Le Palace projette la version restaurée de ce classique du 7e art qui force le spectateur à devenir créateur.

Passionné de comics américains, Alain Resnais (1922-2014) se voit d’abord acteur, fréquente un peu le cours Simon, bifurque vers l’IDHEC, la toute nouvelle école de cinéma où il se passionne pour le montage. Dès 1948, il réalise une série de films sur l’art, dont l’approche rompt avec la tradition académique.

C’est avec Nuit et Brouillard (55), un documentaire sur l’horreur des camps nazis, qu’il se fait connaître. Soit un texte off, presque journalistique, décrivant ce qu’on voit à l’écran : barbelés, miradors, baraquements, latrines, chambres à gaz, crématoires. L’exposé est bref, mécanique, lu sans effet par Michel Bouquet, ce qui rend le document d’autant plus implacable, incontestable.

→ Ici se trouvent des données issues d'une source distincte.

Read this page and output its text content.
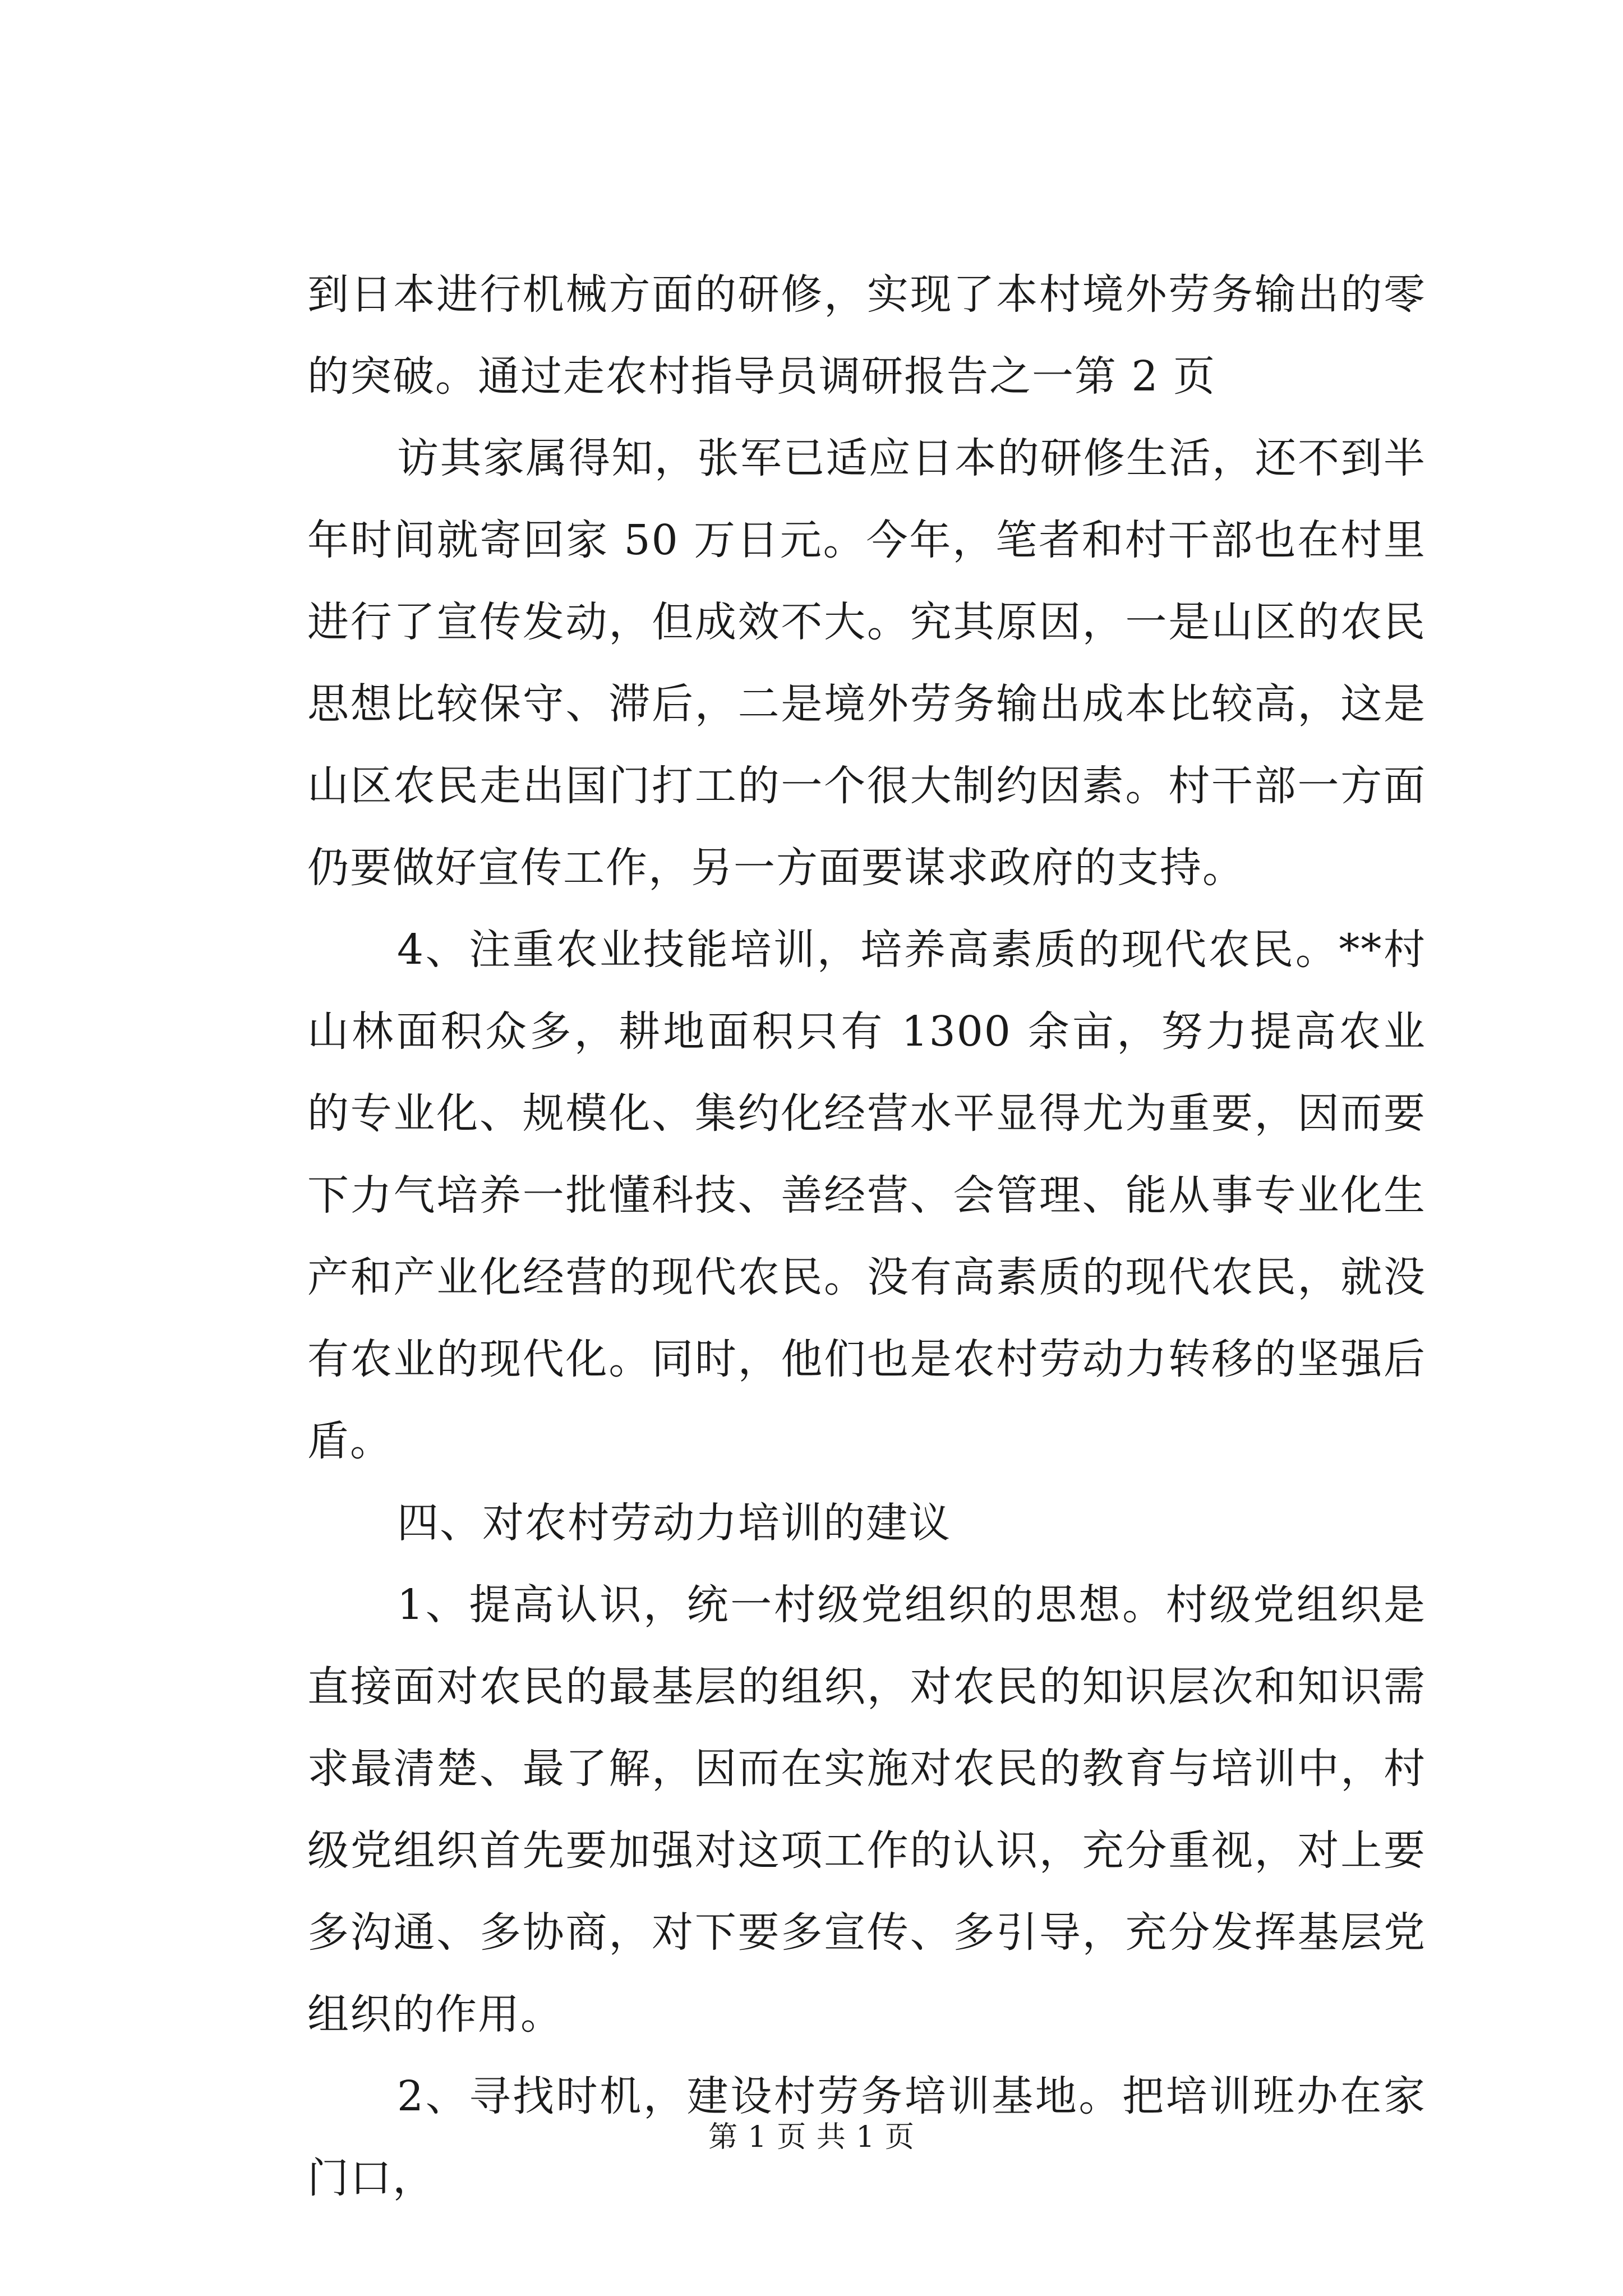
到日本进行机械方面的研修，实现了本村境外劳务输出的零的突破。通过走农村指导员调研报告之一第 2 页

访其家属得知，张军已适应日本的研修生活，还不到半年时间就寄回家 50 万日元。今年，笔者和村干部也在村里进行了宣传发动，但成效不大。究其原因，一是山区的农民思想比较保守、滞后，二是境外劳务输出成本比较高，这是山区农民走出国门打工的一个很大制约因素。村干部一方面仍要做好宣传工作，另一方面要谋求政府的支持。

4、注重农业技能培训，培养高素质的现代农民。**村山林面积众多，耕地面积只有 1300 余亩，努力提高农业的专业化、规模化、集约化经营水平显得尤为重要，因而要下力气培养一批懂科技、善经营、会管理、能从事专业化生产和产业化经营的现代农民。没有高素质的现代农民，就没有农业的现代化。同时，他们也是农村劳动力转移的坚强后盾。

四、对农村劳动力培训的建议

1、提高认识，统一村级党组织的思想。村级党组织是直接面对农民的最基层的组织，对农民的知识层次和知识需求最清楚、最了解，因而在实施对农民的教育与培训中，村级党组织首先要加强对这项工作的认识，充分重视，对上要多沟通、多协商，对下要多宣传、多引导，充分发挥基层党组织的作用。

2、寻找时机，建设村劳务培训基地。把培训班办在家门口，

第 1 页 共 1 页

Retenu par le Festival de Cannes en 56, ce devoir de mémoire sera déprogrammé sous la pression allemande.


Son premier long métrage, Hiroshima mon amour (59) soulèvera aussi une violente polémique sur la Croisette pour son rapport entre les images et les mots. Pourtant Resnais ne se voit pas comme un auteur. Bien que contemporain de la Nouvelle Vague, il n’y sera jamais associé alors que ses films sont autrement plus créatifs et innovateurs que ceux des cinéastes du mouvement. Resnais refuse la notion d’auteur car il se considère comme un metteur en scène, celui qui imagine une forme cinématographique unique et idéale pour mettre des images sur des mots.

Dans Hiroshima mon amour, ces mots sont ceux de Marguerite Duras et, précisément, ils rendent compte de leur incapacité à exprimer l’horreur atomique.

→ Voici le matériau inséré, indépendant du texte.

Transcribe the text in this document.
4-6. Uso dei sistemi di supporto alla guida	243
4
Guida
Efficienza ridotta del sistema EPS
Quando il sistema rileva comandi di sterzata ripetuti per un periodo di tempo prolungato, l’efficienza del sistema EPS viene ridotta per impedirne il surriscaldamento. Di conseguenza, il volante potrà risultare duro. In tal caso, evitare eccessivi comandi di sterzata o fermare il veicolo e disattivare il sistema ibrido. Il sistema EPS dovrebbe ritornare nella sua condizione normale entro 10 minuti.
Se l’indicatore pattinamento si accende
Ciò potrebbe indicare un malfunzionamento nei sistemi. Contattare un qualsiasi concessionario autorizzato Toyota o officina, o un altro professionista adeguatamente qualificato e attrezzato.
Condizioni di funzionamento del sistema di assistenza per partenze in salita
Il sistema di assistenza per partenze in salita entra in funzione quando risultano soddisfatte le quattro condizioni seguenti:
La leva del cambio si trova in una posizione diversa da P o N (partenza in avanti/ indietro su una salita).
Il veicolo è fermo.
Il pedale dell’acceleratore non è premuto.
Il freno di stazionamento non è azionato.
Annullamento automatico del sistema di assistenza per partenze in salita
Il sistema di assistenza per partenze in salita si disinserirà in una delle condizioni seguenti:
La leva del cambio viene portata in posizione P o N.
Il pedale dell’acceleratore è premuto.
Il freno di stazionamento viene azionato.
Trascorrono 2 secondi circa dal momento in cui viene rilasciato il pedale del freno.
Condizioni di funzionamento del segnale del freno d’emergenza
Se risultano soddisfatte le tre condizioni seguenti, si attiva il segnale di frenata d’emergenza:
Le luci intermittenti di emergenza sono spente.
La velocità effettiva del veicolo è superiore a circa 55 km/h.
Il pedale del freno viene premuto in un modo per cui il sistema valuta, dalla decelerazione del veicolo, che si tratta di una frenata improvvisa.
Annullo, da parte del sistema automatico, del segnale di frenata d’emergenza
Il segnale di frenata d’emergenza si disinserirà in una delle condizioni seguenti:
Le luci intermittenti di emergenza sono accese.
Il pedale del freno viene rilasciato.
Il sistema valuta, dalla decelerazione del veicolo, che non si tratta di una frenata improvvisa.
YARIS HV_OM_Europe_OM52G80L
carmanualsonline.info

Il poursuit cette démarche très originale avec celui qui a pris la tête de l’avant-garde littéraire, la figure de proue du Nouveau roman : Alain Robbe-Grillet.

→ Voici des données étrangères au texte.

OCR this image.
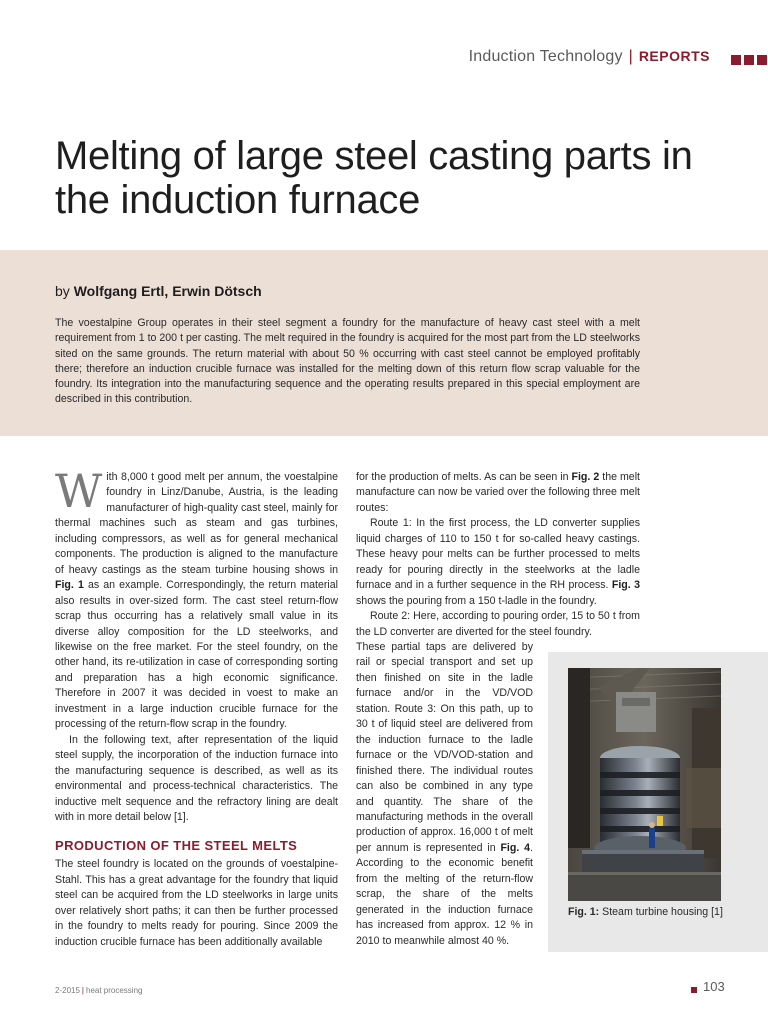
Induction Technology | REPORTS
Melting of large steel casting parts in the induction furnace
by Wolfgang Ertl, Erwin Dötsch

The voestalpine Group operates in their steel segment a foundry for the manufacture of heavy cast steel with a melt requirement from 1 to 200 t per casting. The melt required in the foundry is acquired for the most part from the LD steelworks sited on the same grounds. The return material with about 50 % occurring with cast steel cannot be employed profitably there; therefore an induction crucible furnace was installed for the melting down of this return flow scrap valuable for the foundry. Its integration into the manufacturing sequence and the operating results prepared in this special employment are described in this contribution.

With 8,000 t good melt per annum, the voestalpine foundry in Linz/Danube, Austria, is the leading manufacturer of high-quality cast steel, mainly for thermal machines such as steam and gas turbines, including compressors, as well as for general mechanical components. The production is aligned to the manufacture of heavy castings as the steam turbine housing shows in Fig. 1 as an example. Correspondingly, the return material also results in over-sized form. The cast steel return-flow scrap thus occurring has a relatively small value in its diverse alloy composition for the LD steelworks, and likewise on the free market. For the steel foundry, on the other hand, its re-utilization in case of corresponding sorting and preparation has a high economic significance. Therefore in 2007 it was decided in voest to make an investment in a large induction crucible furnace for the processing of the return-flow scrap in the foundry.

In the following text, after representation of the liquid steel supply, the incorporation of the induction furnace into the manufacturing sequence is described, as well as its environmental and process-technical characteristics. The inductive melt sequence and the refractory lining are dealt with in more detail below [1].

PRODUCTION OF THE STEEL MELTS

The steel foundry is located on the grounds of voestalpine-Stahl. This has a great advantage for the foundry that liquid steel can be acquired from the LD steelworks in large units over relatively short paths; it can then be further processed in the foundry to melts ready for pouring. Since 2009 the induction crucible furnace has been additionally available

for the production of melts. As can be seen in Fig. 2 the melt manufacture can now be varied over the following three melt routes:

Route 1: In the first process, the LD converter supplies liquid charges of 110 to 150 t for so-called heavy castings. These heavy pour melts can be further processed to melts ready for pouring directly in the steelworks at the ladle furnace and in a further sequence in the RH process. Fig. 3 shows the pouring from a 150 t-ladle in the foundry.

Route 2: Here, according to pouring order, 15 to 50 t from the LD converter are diverted for the steel foundry.

These partial taps are delivered by rail or special transport and set up then finished on site in the ladle furnace and/or in the VD/VOD station. Route 3: On this path, up to 30 t of liquid steel are delivered from the induction furnace to the ladle furnace or the VD/VOD-station and finished there. The individual routes can also be combined in any type and quantity. The share of the manufacturing methods in the overall production of approx. 16,000 t of melt per annum is represented in Fig. 4. According to the economic benefit from the melting of the return-flow scrap, the share of the melts generated in the induction furnace has increased from approx. 12 % in 2010 to meanwhile almost 40 %.

Fig. 1: Steam turbine housing [1]
2-2015 | heat processing	103
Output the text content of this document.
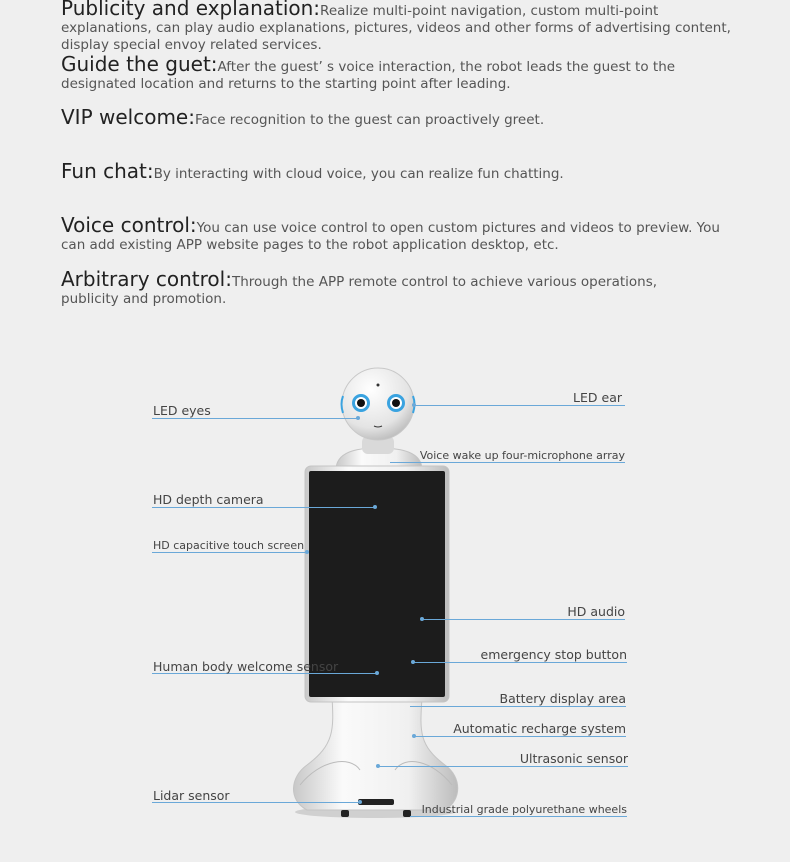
Publicity and explanation:Realize multi-point navigation, custom multi-point explanations, can play audio explanations, pictures, videos and other forms of advertising content, display special envoy related services.
Guide the guet:After the guest’ s voice interaction, the robot leads the guest to the designated location and returns to the starting point after leading.
VIP welcome:Face recognition to the guest can proactively greet.
Fun chat:By interacting with cloud voice, you can realize fun chatting.
Voice control:You can use voice control to open custom pictures and videos to preview. You can add existing APP website pages to the robot application desktop, etc.
Arbitrary control:Through the APP remote control to achieve various operations, publicity and promotion.
LED eyes
LED ear
Voice wake up four-microphone array
HD depth camera
HD capacitive touch screen
HD audio
Human body welcome sensor
emergency stop button
Battery display area
Automatic recharge system
Ultrasonic sensor
Lidar sensor
Industrial grade polyurethane wheels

Les deux Alain vont collaborer chacun dans leur coin. Après de multiples rencontres, l’écrivain va écrire un scénario original et le cinéaste va strictement le mettre en scène. Le résultat, L’année dernière à Marienbad (60), est une balise formelle dans l’histoire du 7e art. Et un nouveau scandale, car les distributeurs refuseront de le sortir. Il faudra un lion d’or à Venise en 61 pour les faire changer d’avis. Le jury fut emballé par cette œuvre dissidente, son récit déstructuré, sa narration bousculée, son temps dilaté, son montage révolutionnaire, sa direction d’acteurs conceptuelle (ils sont pareils à des automates).

Dans un luxueux palace composé de plusieurs châteaux bavarois - Resnais est un monteur à la base - un homme passe de salle en salle, couvertes de marbre et miroirs, suivant à la trace une très belle femme (Delphine Seyrig), accompagnée d’un autre homme. Il lui rappelle qu’ils se sont aimés l’année dernière à Marienbad mais elle refuse ce souvenir. Les travellings de Resnais glissent à travers les décors et à travers le temps, entre passé et présent.

Sous peine d’être plongé dans un temps relativement long, le spectateur doit mettre sa raison en veilleuse et s’aventurer dans un dédale dont la clef lui appartient. Est-on chez les morts-vivants ? Dans l’inconscient de l’auteur ? Dans la mémoire d’un personnage ?

"Le cinéma est un art parce qu’il crée une réalité avec des formes. C’est dans sa forme qu’il faut chercher son véritable contenu", dit Robbe-Grillet, idéalement en phase avec Resnais dont l’œuvre peut se résumer en une phrase : "La forme interroge le sujet".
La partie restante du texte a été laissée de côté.